Правда, такие словесные фокусы Шебаршин допускал только по отношению к очень близким людям, в основном по отношению к своим родным. Но и, будучи чутким ко всяким изменениям в настроении человека, он не допускал этого и по отношению к близким людям, если видел, что те не в духе…
Незаконченный разговор с Шебаршиным родил у Татьяны Александровны ощущение тревоги, чего-то неясного, способного принести беду, и это ощущение не проходило долго, очень долго.

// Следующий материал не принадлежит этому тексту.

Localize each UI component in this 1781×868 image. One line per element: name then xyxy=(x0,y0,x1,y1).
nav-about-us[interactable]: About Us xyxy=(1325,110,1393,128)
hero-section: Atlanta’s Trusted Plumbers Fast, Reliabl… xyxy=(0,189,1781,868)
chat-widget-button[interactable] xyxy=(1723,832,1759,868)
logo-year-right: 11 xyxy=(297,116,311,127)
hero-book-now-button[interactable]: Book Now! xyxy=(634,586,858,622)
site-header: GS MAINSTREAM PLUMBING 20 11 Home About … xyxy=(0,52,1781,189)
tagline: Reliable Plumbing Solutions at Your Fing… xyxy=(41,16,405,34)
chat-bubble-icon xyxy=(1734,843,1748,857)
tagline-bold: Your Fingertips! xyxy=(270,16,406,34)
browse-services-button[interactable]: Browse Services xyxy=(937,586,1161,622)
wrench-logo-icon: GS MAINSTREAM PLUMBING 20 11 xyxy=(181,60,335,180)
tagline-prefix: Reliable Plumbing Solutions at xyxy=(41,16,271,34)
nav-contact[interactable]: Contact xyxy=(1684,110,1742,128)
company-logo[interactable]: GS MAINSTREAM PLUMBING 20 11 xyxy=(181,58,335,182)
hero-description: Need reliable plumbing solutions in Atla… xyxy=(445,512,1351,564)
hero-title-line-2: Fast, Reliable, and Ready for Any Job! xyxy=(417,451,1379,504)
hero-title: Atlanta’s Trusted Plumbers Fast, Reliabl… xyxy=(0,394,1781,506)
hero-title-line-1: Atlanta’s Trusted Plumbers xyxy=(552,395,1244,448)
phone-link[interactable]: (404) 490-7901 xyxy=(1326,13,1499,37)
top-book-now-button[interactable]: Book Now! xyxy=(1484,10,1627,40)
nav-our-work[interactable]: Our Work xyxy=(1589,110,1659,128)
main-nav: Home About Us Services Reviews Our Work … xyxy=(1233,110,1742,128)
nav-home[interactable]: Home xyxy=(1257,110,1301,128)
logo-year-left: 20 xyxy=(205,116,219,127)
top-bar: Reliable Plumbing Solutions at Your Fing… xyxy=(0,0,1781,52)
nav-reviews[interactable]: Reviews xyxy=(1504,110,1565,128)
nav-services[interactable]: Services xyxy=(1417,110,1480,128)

Утром двадцать девятого Пушкина забежала в дом к Шебаршину, оставила в подъезде у консьержки еду для Леонида Владимировича и помчалась на работу.
День тот был обычный, слякотный и одновременно холодный, словно бы оправдывал поговорку: «Наступил марток — надевай трое порток», даже вороны куда-то попрятались, не пасли, как дворники свои территории, обычно они расхаживали важно по облюбованным дворикам, а тут исчезли одновременно, будто отправились на всемосковский съезд пернатых, — были вороны, и не стало их.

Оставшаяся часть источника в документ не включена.